Hey Chantel, I'm sorry to hear that. Its pretty crappy being in that position, it was either on my back or miss my rent payment when I started floozying so I understand what its like to feel desperate at the start of it. My first booking was with some sleazy older guy who was obviously some fantasist now I look back on it - nowadays I'd have been able to handle him but at the time he was saying all this stuff about how his wife's an escort and doesn't fuck him cuz she gets too much sex at work yadda yadda. It was too full on and even after having necked 2 double vodkas I was still terrified. I just stood in the corner of the room looking like a rabbit in headlights. It was in an awful cheap studenty type hotel (an Etap I think) and it was SO obvious to the reception I was getting paid for it because they sniggered when I walked by. Anyway I couldn't bring myself to fuck him, I was literally stood in the corner shaking like a leaf. To give the guy credit, he was a sleazeball but when it was pretty obvious I was petrified he just told me to go and keep the money. I felt so stupid, I went home and my flatmate at the time had no idea what was happening but was pouring drinks so I was SO fast on the vodka lol.

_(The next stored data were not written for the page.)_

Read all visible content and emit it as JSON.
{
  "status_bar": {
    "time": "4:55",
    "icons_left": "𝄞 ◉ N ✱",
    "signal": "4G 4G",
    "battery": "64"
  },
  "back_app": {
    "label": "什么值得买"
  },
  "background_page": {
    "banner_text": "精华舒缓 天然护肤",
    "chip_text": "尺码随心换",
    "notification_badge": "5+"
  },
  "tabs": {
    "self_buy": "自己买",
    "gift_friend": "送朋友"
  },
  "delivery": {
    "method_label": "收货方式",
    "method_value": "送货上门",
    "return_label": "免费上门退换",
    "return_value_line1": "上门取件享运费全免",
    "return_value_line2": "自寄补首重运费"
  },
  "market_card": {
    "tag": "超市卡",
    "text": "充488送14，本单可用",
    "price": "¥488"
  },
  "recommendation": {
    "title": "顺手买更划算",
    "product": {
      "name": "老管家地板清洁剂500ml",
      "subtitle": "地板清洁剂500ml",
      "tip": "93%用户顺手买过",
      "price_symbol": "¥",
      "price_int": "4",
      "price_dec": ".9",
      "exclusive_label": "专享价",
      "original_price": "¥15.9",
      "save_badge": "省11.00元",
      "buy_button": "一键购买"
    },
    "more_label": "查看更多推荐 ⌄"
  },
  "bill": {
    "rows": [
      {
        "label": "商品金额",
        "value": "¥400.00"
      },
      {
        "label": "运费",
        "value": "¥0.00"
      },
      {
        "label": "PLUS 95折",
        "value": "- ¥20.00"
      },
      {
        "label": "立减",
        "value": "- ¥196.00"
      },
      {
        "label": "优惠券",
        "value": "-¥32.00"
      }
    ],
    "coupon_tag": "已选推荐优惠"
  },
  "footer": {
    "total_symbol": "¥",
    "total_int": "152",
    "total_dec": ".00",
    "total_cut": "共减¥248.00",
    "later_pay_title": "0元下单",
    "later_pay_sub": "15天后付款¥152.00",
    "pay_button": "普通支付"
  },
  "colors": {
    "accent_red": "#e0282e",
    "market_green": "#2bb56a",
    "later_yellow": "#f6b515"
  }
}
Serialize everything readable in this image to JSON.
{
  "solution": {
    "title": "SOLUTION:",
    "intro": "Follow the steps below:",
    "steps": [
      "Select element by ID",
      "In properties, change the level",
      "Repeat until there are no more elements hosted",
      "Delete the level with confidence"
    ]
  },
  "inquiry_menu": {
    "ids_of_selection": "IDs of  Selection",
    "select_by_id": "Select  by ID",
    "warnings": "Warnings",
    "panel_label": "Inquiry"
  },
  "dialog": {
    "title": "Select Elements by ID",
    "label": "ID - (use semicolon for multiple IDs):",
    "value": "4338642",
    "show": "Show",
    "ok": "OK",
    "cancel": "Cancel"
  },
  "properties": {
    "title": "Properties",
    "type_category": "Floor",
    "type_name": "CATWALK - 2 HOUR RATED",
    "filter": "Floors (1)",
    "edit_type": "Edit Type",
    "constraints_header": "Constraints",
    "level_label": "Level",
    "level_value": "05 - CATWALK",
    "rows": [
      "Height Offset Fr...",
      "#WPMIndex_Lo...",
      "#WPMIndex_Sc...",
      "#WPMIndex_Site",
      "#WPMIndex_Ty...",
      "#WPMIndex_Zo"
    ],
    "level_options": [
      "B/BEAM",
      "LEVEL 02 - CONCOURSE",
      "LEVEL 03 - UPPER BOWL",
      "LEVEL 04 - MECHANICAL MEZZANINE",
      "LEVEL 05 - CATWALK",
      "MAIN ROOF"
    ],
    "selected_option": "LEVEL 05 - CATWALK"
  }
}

By contrast the next booking I took was an outcall to the Hilton and I was determined to get over my nerves. I did what I saw another woman wrote: stood in my local Tesco and watched every bloke that passed me thinking "could I screw him?" And again, it was well sure, if the money was right! My second booking was actually lovely, I was still nervous but felt a lot more in control of it. Granted I pretty much pounced on him as opposed to letting him make the first move - I didn't have to think about it, just do it. I'd never have considered whoring if I wasn't desperate for money though and even for a while when I was whoring I was so desperate to leave the industry. Then I actually missed it! To the point I came back part time! I mean seriously people can shock you lol. I don't miss the sex (its usually crap) and I'm comfortable enough financially from my full time job, but I missed the illictness of it all. And my shoe fund ;D No doubt at some point in my life that urge will fade and I'll just fade from the trade as well. Or I'll fall in love, which is probably more likely as I've always been a bit of a thrillseeker!

I guess all you can do is try it, if you feel thats what your circumstances warrant. Everyone I knew tried to talk me out of it but I don't take charity and to me it was still a job, even if a socially unacceptable one. I know what I would do in your situation, having been there - however only you can make that choice and all I (and others) can do is give you advice to make whatever choice you do with your eyes wide open. I've known people who tried to escort after they saw what it gave me financially but they just couldn't do it. Do not let money become your god though - its very easy to when you are suddenly making more money than you've ever imagined. It is a business at the end of the day, and a successful escort is a successful businesswoman too.